Libertarian candidate David Dinwiddie wants to drastically improve the efficiency of state government.

“My main goal is to consolidate state government agencies, boards and commissions from the over 400 that exist now down to 300,” Dinwiddie said. “Governor [Dale] Bumpers did the same thing. As an example, the state has a barber’s board and a cosmetologist’s board. They are similar enough that we could consolidate them into one board. I served on the board of the local water company and after we put in a new well, we had three different state agencies that each took a water sample.”

Dinwiddie said that in 2011, tax cuts were made without any prior consideration of what would be cut.

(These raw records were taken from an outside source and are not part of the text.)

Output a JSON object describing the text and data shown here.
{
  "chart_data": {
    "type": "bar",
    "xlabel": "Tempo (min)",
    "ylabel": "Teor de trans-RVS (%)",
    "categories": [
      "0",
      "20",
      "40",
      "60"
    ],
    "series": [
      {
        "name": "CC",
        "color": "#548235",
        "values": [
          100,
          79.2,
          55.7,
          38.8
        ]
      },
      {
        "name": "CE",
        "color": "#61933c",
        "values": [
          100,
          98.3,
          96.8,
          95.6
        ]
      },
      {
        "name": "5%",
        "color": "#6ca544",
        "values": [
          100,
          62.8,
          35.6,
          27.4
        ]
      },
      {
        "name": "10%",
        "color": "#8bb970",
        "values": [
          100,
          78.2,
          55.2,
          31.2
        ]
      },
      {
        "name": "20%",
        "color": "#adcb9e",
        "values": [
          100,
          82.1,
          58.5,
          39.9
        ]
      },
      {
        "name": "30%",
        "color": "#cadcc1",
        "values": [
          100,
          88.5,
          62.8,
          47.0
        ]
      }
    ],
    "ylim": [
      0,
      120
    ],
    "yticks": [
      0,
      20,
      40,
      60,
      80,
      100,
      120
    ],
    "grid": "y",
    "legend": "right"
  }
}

“The legislature passed tax cuts in 2011 but left the cutting up to the discretion of Governor [Mike] Beebe,” Dinwiddie said. “Tax cuts without consolidation of government is putting the cart before the horse. First, make government smaller and then you can safely lower taxes without disrupting services.”

Dinwiddie said that a uniform pay scale for school superintendents and college presidents needs to be enacted.

“When Governor [Mike] Huckabee was dealing with the Lakeview case he asked the [Arkansas Department of Education] how much superintendents are paid and how the pay is decided. They could not give him an answer.”

“The University of Arkansas has a printing press that could be used to print college textbooks and save students money on them,” Dinwiddie said. “Colleges won’t tell you how much they pay for textbooks. We need to look at making them more transparent. Some states have passed laws that require colleges to offer what is normally a bundled pack of books and a CD with a pass code as separate items. We should look at that here.”

Dinwiddie served in the U.S. Navy for 14 years as a submarine mechanic.